Agathor was in trouble. Standing before him was a massive orc warlord, a brutal axe in one hand and the head of Rodrick the Healer in his other. Their wizard was being kicked to death by a horde of hobgoblins, and Patterpoot the rogue was being chased through the foothills by a dragon. All seemed lost, but with dedication and strength, Agathor could still win the day. He hefted his mighty broadsword over one shoulder and swung at the orc warlord's chest. 0-4-2. Critical failure. The sword flew out of his sweaty palms and straight into the back of their wizard.

“Thanks a lot, Warren!” Matt slammed his dice to the floor and then stormed out of their dorm room. Looks like it was just Agathor and Patterpoot left. If they won this battle, then they could hire a cleric to bring Matt's wizard back to life. Even Rodrick could return, though they'd need to retrieve his head first. That shouldn't be too hard, since Agathor now wielded the Holy Blade Skullcrusher.

Greg rolled some dice, and then looked up at Warren grimly. “The orc warlord strikes you for twenty three damage.”

Agathor grit his teeth as the orc's axe sunk into his chest. A blow like that would kill a normal mortal, but Agathor was Agathor! Roaring, he tore the axe free from his chest and then snapped it in half. The orc warlord's eyes grew wide in disbelief. Yes, fear the Agony of Agathor! The battle had turned squarely in Agathor's favor, but then the orc warlord drew his might broadsword from the dead wizard's back. Gleaming in the fiery sunlight, the Holy Blade Skullcrusher was now being used against Agathor! He growled in outrage.

“The dragon swats you with its twenty-foot tail.” Greg rolled his dice. “Twelve damage.”

Biting his lip, Chris calculated the damage. To a mighty warrior like Agathor, twelve damage was negligible. For a little thief like Patterpoot, though. . . . Finally, Chris shook his head. “Looks like it's up to you, Warren.”

The dragon's mighty tail swung through Patterpoot, tearing the thief in half. It was the goriest death yet, and Agathor bent his head back, keening for his lost comrade. “Patterpoot! No!” The force was his cry sent a shock-wave through the battlefield, scattering the hobgoblins and knocking the orc warlord over. In a blinding red rage, he charged his fallen opponent, tearing the Holy Blade Skullcrusher out of the vile creature's hands. It was now over for his foes.

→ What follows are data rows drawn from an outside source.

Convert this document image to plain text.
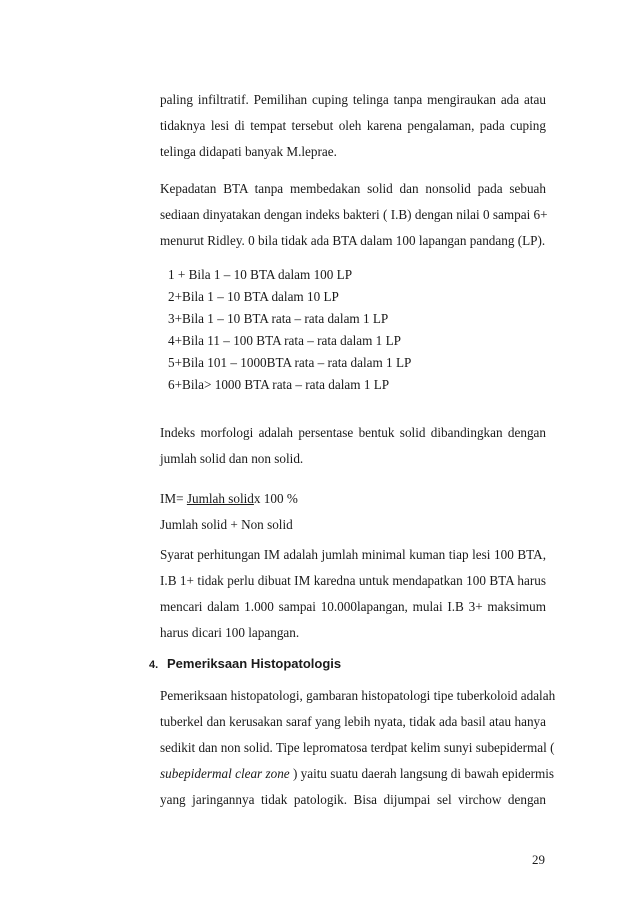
paling infiltratif. Pemilihan cuping telinga tanpa mengiraukan ada atau
tidaknya lesi di tempat tersebut oleh karena pengalaman, pada cuping
telinga didapati banyak M.leprae.
Kepadatan BTA tanpa membedakan solid dan nonsolid pada sebuah
sediaan dinyatakan dengan indeks bakteri ( I.B) dengan nilai 0 sampai 6+
menurut Ridley. 0 bila tidak ada BTA dalam 100 lapangan pandang (LP).
1 + Bila 1 – 10 BTA dalam 100 LP
2+Bila 1 – 10 BTA dalam 10 LP
3+Bila 1 – 10 BTA rata – rata dalam 1 LP
4+Bila 11 – 100 BTA rata – rata dalam 1 LP
5+Bila 101 – 1000BTA rata – rata dalam 1 LP
6+Bila> 1000 BTA rata – rata dalam 1 LP
Indeks morfologi adalah persentase bentuk solid dibandingkan dengan
jumlah solid dan non solid.
IM= Jumlah solidx 100 %
Jumlah solid + Non solid
Syarat perhitungan IM adalah jumlah minimal kuman tiap lesi 100 BTA,
I.B 1+ tidak perlu dibuat IM karedna untuk mendapatkan 100 BTA harus
mencari dalam 1.000 sampai 10.000lapangan, mulai I.B 3+ maksimum
harus dicari 100 lapangan.
4. Pemeriksaan Histopatologis
Pemeriksaan histopatologi, gambaran histopatologi tipe tuberkoloid adalah
tuberkel dan kerusakan saraf yang lebih nyata, tidak ada basil atau hanya
sedikit dan non solid. Tipe lepromatosa terdpat kelim sunyi subepidermal (
subepidermal clear zone ) yaitu suatu daerah langsung di bawah epidermis
yang jaringannya tidak patologik. Bisa dijumpai sel virchow dengan
29
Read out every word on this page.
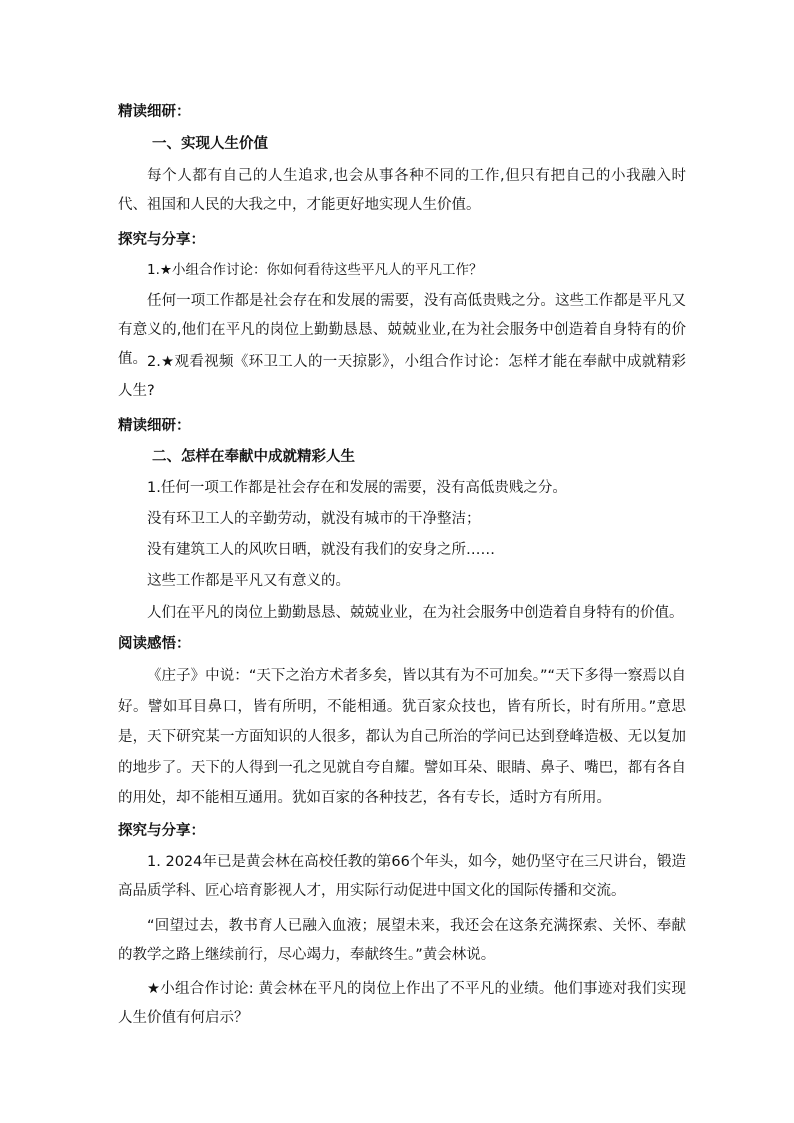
精读细研：

一、实现人生价值

每个人都有自己的人生追求,也会从事各种不同的工作,但只有把自己的小我融入时代、祖国和人民的大我之中，才能更好地实现人生价值。

探究与分享：

1.★小组合作讨论：你如何看待这些平凡人的平凡工作？

任何一项工作都是社会存在和发展的需要，没有高低贵贱之分。这些工作都是平凡又有意义的,他们在平凡的岗位上勤勤恳恳、兢兢业业,在为社会服务中创造着自身特有的价值。 2.★观看视频《环卫工人的一天掠影》，小组合作讨论：怎样才能在奉献中成就精彩人生?

精读细研：

二、怎样在奉献中成就精彩人生

1.任何一项工作都是社会存在和发展的需要，没有高低贵贱之分。

没有环卫工人的辛勤劳动，就没有城市的干净整洁；

没有建筑工人的风吹日晒，就没有我们的安身之所……

这些工作都是平凡又有意义的。

人们在平凡的岗位上勤勤恳恳、兢兢业业，在为社会服务中创造着自身特有的价值。

阅读感悟：

《庄子》中说：“天下之治方术者多矣，皆以其有为不可加矣。”“天下多得一察焉以自好。譬如耳目鼻口，皆有所明，不能相通。犹百家众技也，皆有所长，时有所用。”意思是，天下研究某一方面知识的人很多，都认为自己所治的学问已达到登峰造极、无以复加的地步了。天下的人得到一孔之见就自夸自耀。譬如耳朵、眼睛、鼻子、嘴巴，都有各自的用处，却不能相互通用。犹如百家的各种技艺，各有专长，适时方有所用。

探究与分享：

1. 2024年已是黄会林在高校任教的第66个年头，如今，她仍坚守在三尺讲台，锻造高品质学科、匠心培育影视人才，用实际行动促进中国文化的国际传播和交流。

“回望过去，教书育人已融入血液；展望未来，我还会在这条充满探索、关怀、奉献的教学之路上继续前行，尽心竭力，奉献终生。”黄会林说。

★小组合作讨论: 黄会林在平凡的岗位上作出了不平凡的业绩。他们事迹对我们实现人生价值有何启示？
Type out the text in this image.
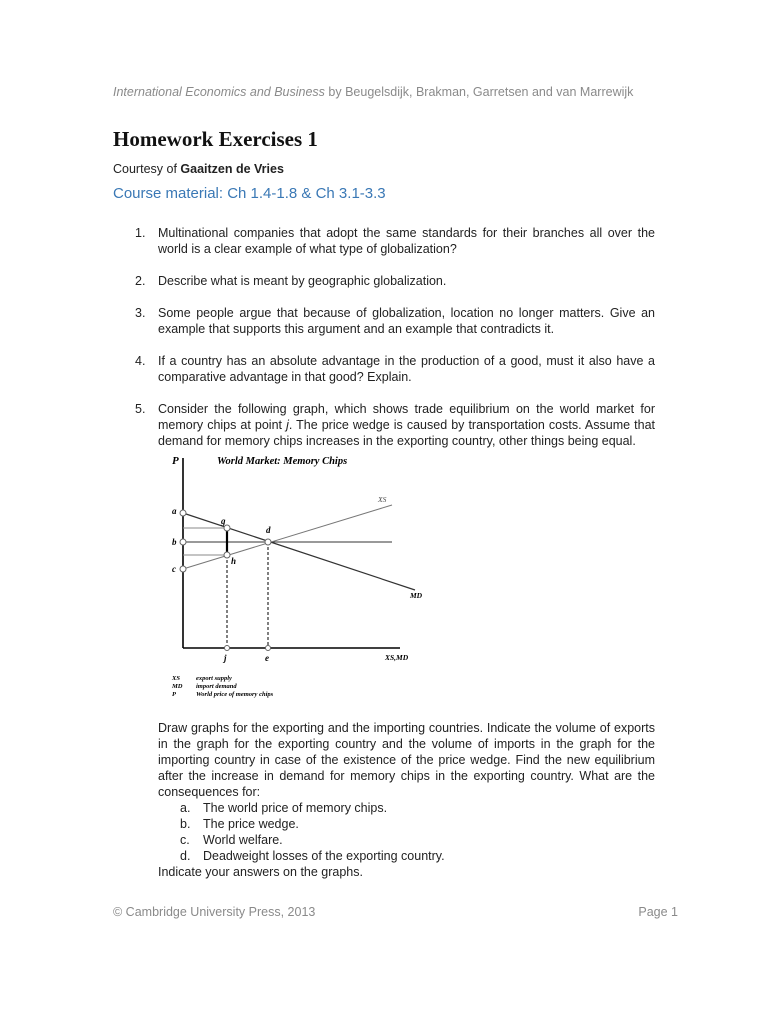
International Economics and Business by Beugelsdijk, Brakman, Garretsen and van Marrewijk
Homework Exercises 1
Courtesy of Gaaitzen de Vries
Course material: Ch 1.4-1.8 & Ch 3.1-3.3
1. Multinational companies that adopt the same standards for their branches all over the world is a clear example of what type of globalization?
2. Describe what is meant by geographic globalization.
3. Some people argue that because of globalization, location no longer matters. Give an example that supports this argument and an example that contradicts it.
4. If a country has an absolute advantage in the production of a good, must it also have a comparative advantage in that good? Explain.
5. Consider the following graph, which shows trade equilibrium on the world market for memory chips at point j. The price wedge is caused by transportation costs. Assume that demand for memory chips increases in the exporting country, other things being equal.
P	World Market: Memory Chips
XS,MD
XS
MD
a
b
c
g
h
d
j	e
XS export supply
MD import demand
P	World price of memory chips
Draw graphs for the exporting and the importing countries. Indicate the volume of exports in the graph for the exporting country and the volume of imports in the graph for the importing country in case of the existence of the price wedge. Find the new equilibrium after the increase in demand for memory chips in the exporting country. What are the consequences for:
a. The world price of memory chips.
b. The price wedge.
c. World welfare.
d. Deadweight losses of the exporting country.
Indicate your answers on the graphs.
© Cambridge University Press, 2013	Page 1
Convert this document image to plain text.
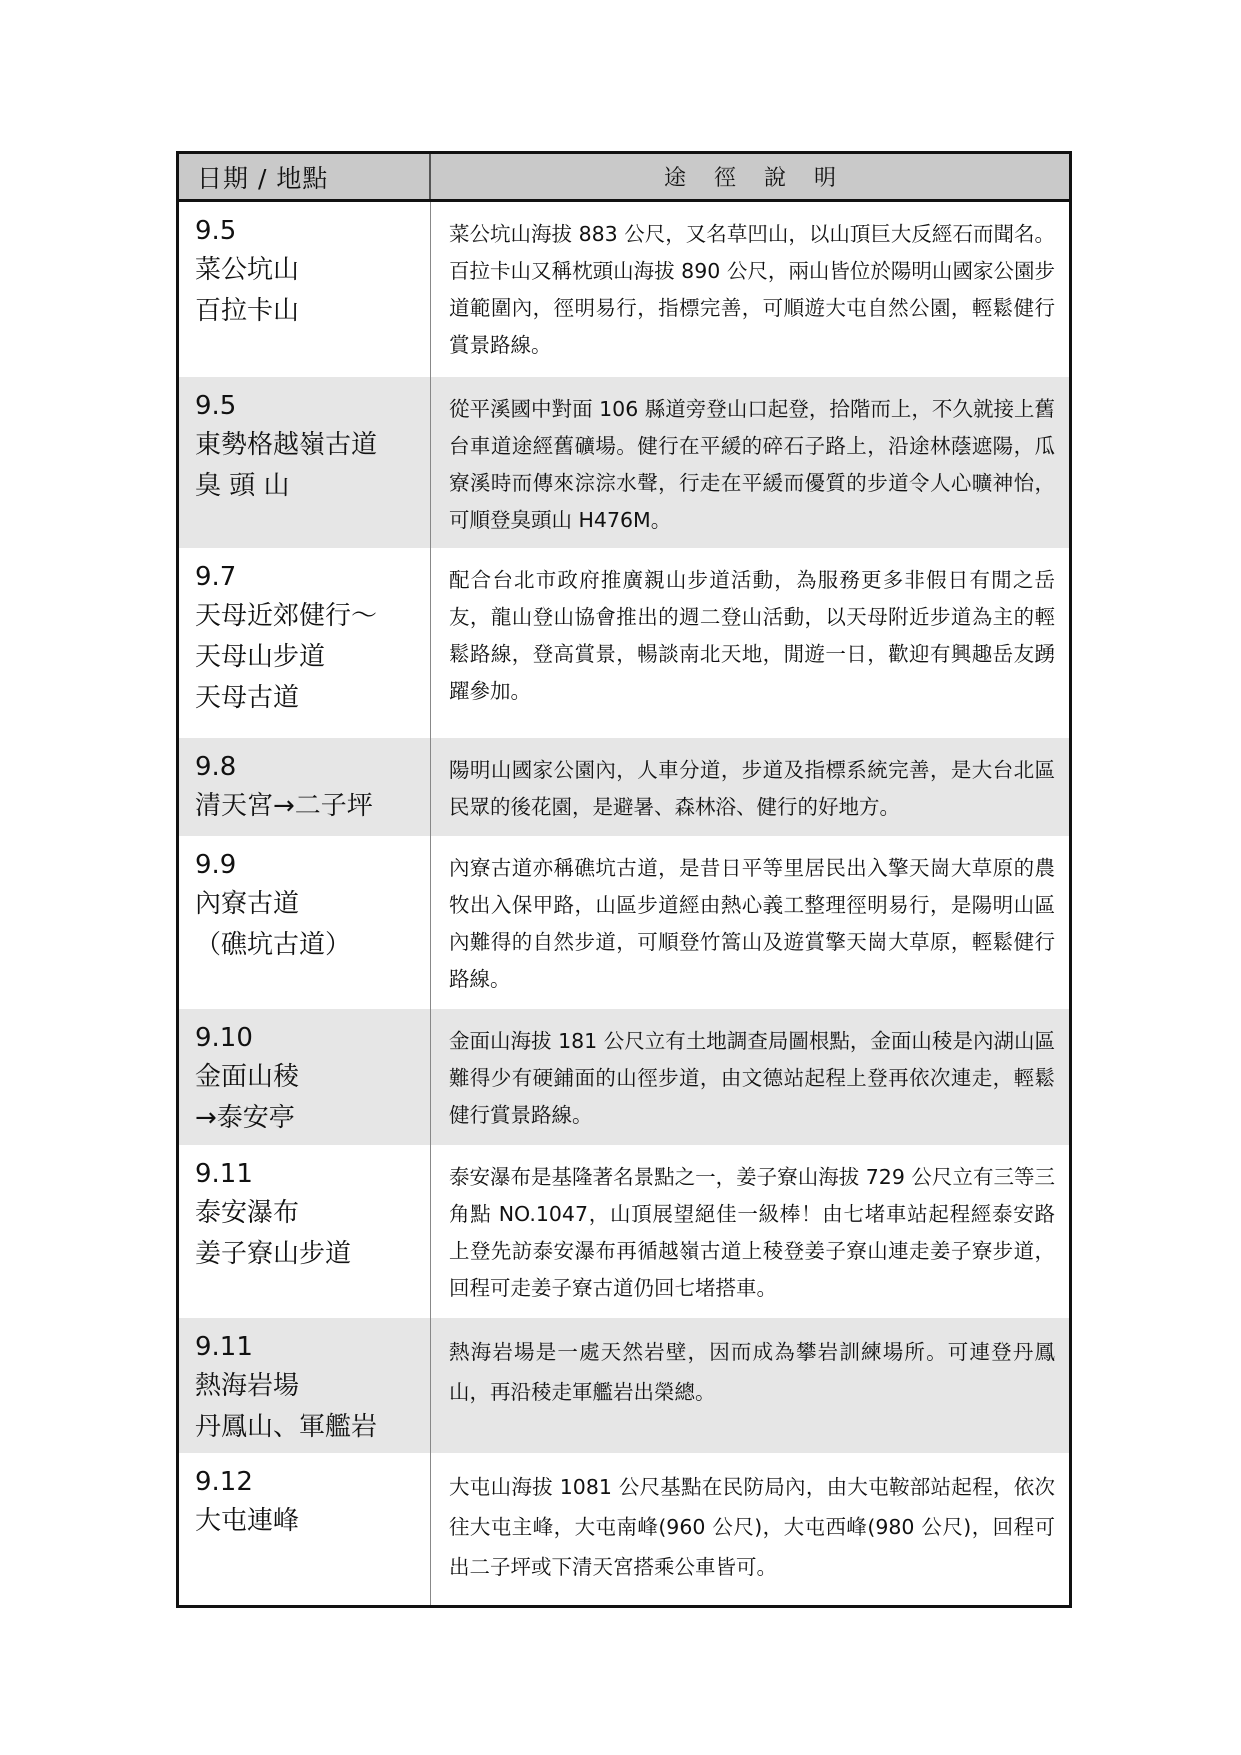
日期 / 地點	途徑說明
9.5
菜公坑山
百拉卡山
菜公坑山海拔 883 公尺，又名草凹山，以山頂巨大反經石而聞名。百拉卡山又稱枕頭山海拔 890 公尺，兩山皆位於陽明山國家公園步道範圍內，徑明易行，指標完善，可順遊大屯自然公園，輕鬆健行賞景路線。
9.5
東勢格越嶺古道
臭 頭 山
從平溪國中對面 106 縣道旁登山口起登，拾階而上，不久就接上舊台車道途經舊礦場。健行在平緩的碎石子路上，沿途林蔭遮陽，瓜寮溪時而傳來淙淙水聲，行走在平緩而優質的步道令人心曠神怡，可順登臭頭山 H476M。
9.7
天母近郊健行～
天母山步道
天母古道
配合台北市政府推廣親山步道活動，為服務更多非假日有閒之岳友，龍山登山協會推出的週二登山活動，以天母附近步道為主的輕鬆路線，登高賞景，暢談南北天地，閒遊一日，歡迎有興趣岳友踴躍參加。
9.8
清天宮→二子坪
陽明山國家公園內，人車分道，步道及指標系統完善，是大台北區民眾的後花園，是避暑、森林浴、健行的好地方。
9.9
內寮古道
（礁坑古道）
內寮古道亦稱礁坑古道，是昔日平等里居民出入擎天崗大草原的農牧出入保甲路，山區步道經由熱心義工整理徑明易行，是陽明山區內難得的自然步道，可順登竹篙山及遊賞擎天崗大草原，輕鬆健行路線。
9.10
金面山稜
→泰安亭
金面山海拔 181 公尺立有土地調查局圖根點，金面山稜是內湖山區難得少有硬鋪面的山徑步道，由文德站起程上登再依次連走，輕鬆健行賞景路線。
9.11
泰安瀑布
姜子寮山步道
泰安瀑布是基隆著名景點之一，姜子寮山海拔 729 公尺立有三等三角點 NO.1047，山頂展望絕佳一級棒！由七堵車站起程經泰安路上登先訪泰安瀑布再循越嶺古道上稜登姜子寮山連走姜子寮步道，回程可走姜子寮古道仍回七堵搭車。
9.11
熱海岩場
丹鳳山、軍艦岩
熱海岩場是一處天然岩壁，因而成為攀岩訓練場所。可連登丹鳳山，再沿稜走軍艦岩出榮總。
9.12
大屯連峰
大屯山海拔 1081 公尺基點在民防局內，由大屯鞍部站起程，依次往大屯主峰，大屯南峰(960 公尺)，大屯西峰(980 公尺)，回程可出二子坪或下清天宮搭乘公車皆可。
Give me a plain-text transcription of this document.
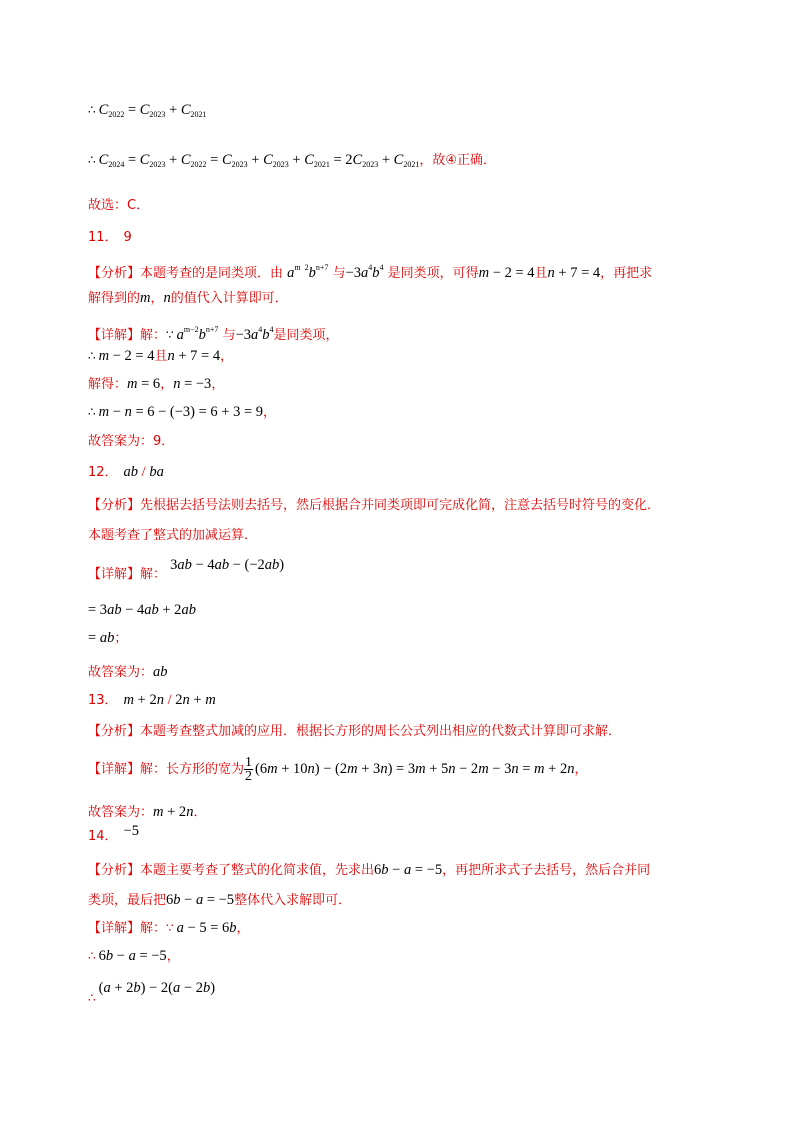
∴ $C_{2022} = C_{2023} + C_{2021}$
∴ $C_{2024} = C_{2023} + C_{2022} = C_{2023} + C_{2023} + C_{2021} = 2C_{2023} + C_{2021}$，故④正确．
故选：C．
11． 9
【分析】本题考查的是同类项．由 $a^{m 2}b^{n+7}$ 与$-3a^4b^4$ 是同类项，可得m − 2 = 4且n + 7 = 4，再把求
解得到的m，n的值代入计算即可．
【详解】解：∵ $a^{m-2}b^{n+7}$ 与$-3a^4b^4$是同类项，
∴ m − 2 = 4且n + 7 = 4，
解得：m = 6，n = −3，
∴ m − n = 6 − (−3) = 6 + 3 = 9，
故答案为：9．
12． ab / ba
【分析】先根据去括号法则去括号，然后根据合并同类项即可完成化简，注意去括号时符号的变化．
本题考查了整式的加减运算．
【详解】解： 3ab − 4ab − (−2ab)
= 3ab − 4ab + 2ab
= ab；
故答案为：ab
13． m + 2n / 2n + m
【分析】本题考查整式加减的应用．根据长方形的周长公式列出相应的代数式计算即可求解．
【详解】解：长方形的宽为 $\frac{1}{2} (6m + 10n) - (2m + 3n) = 3m + 5n - 2m - 3n = m + 2n$，
故答案为：m + 2n．
14． −5
【分析】本题主要考查了整式的化简求值，先求出6b − a = −5，再把所求式子去括号，然后合并同
类项，最后把6b − a = −5整体代入求解即可．
【详解】解：∵ a − 5 = 6b，
∴ 6b − a = −5，
∴(a + 2b) − 2(a − 2b)
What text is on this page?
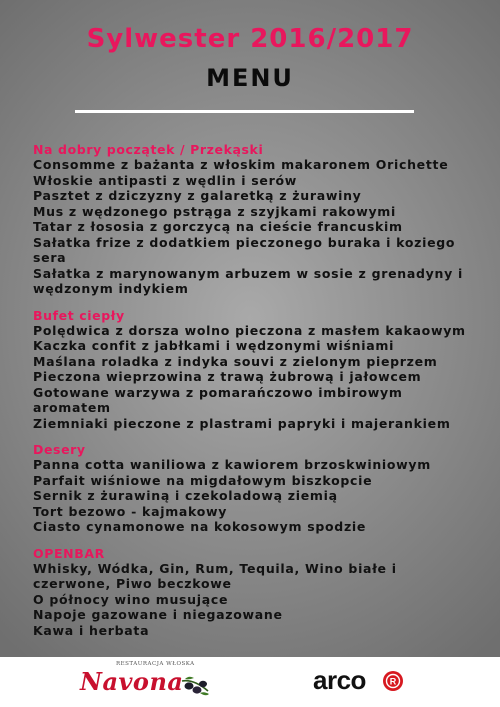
Sylwester 2016/2017
MENU
Na dobry początek / Przekąski
Consomme z bażanta z włoskim makaronem Orichette
Włoskie antipasti z wędlin i serów
Pasztet z dziczyzny z galaretką z żurawiny
Mus z wędzonego pstrąga z szyjkami rakowymi
Tatar z łososia z gorczycą na cieście francuskim
Sałatka frize z dodatkiem pieczonego buraka i koziego
sera
Sałatka z marynowanym arbuzem w sosie z grenadyny i
wędzonym indykiem
Bufet ciepły
Polędwica z dorsza wolno pieczona z masłem kakaowym
Kaczka confit z jabłkami i wędzonymi wiśniami
Maślana roladka z indyka souvi z zielonym pieprzem
Pieczona wieprzowina z trawą żubrową i jałowcem
Gotowane warzywa z pomarańczowo imbirowym
aromatem
Ziemniaki pieczone z plastrami papryki i majerankiem
Desery
Panna cotta waniliowa z kawiorem brzoskwiniowym
Parfait wiśniowe na migdałowym biszkopcie
Sernik z żurawiną i czekoladową ziemią
Tort bezowo - kajmakowy
Ciasto cynamonowe na kokosowym spodzie
OPENBAR
Whisky, Wódka, Gin, Rum, Tequila, Wino białe i
czerwone, Piwo beczkowe
O północy wino musujące
Napoje gazowane i niegazowane
Kawa i herbata
RESTAURACJA WŁOSKA
Navona	arco	R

Warren and Greg stared each other down. Between them was a tile floor littered with Lisa's cosmetics. (Greg's girlfriend let the boys use them for the game.) Agathor was 'Strawberry Sundae,' the only tube of lipstick still standing. At his feet was 'Lollipop Lush'--e.g. a soon-to-be-slain orc warlord. Warren counted out his dice and quietly shook them, his eyes never leaving Greg's face. With a single, deft motion he scattered them across the floor. 18-3-20. Success.

The Holy Blade Skullcrusher sank deep into the orc warlord's chest. Vile, black blood bubbled up from the wound. The orc warlord reached a hand towards his killer, his twisted lips producing a gnarled facsimile of human speech. “Agathor. . . .” Agathor stared down at the monstrosity, twisting the blade to hasten it's death. “Agathor, I am your father. . . .”

“What?”

There was a pause, and then both Greg and Chris started cracking up. After a moment, Warren joined in, though the joke didn't really seem all that funny. After an epic battle like that, humor was just in bad taste. Finally, Chris clapped his hands and stood up. “Awesome job, Warren! You'll have to bring Patterpoot back and then we can do this all over again.”

Meanwhile, Greg swept the cosmetics into a small black handbag. When the floor was clear, he also got up. “See you next week!”

Even after the others were gone, Warren stayed seated, his palms on his knees, sweat trickling down his armpit. In his mind, he was reliving every swing, every parry, every glorious line of their combat. These are the stories legends are made of.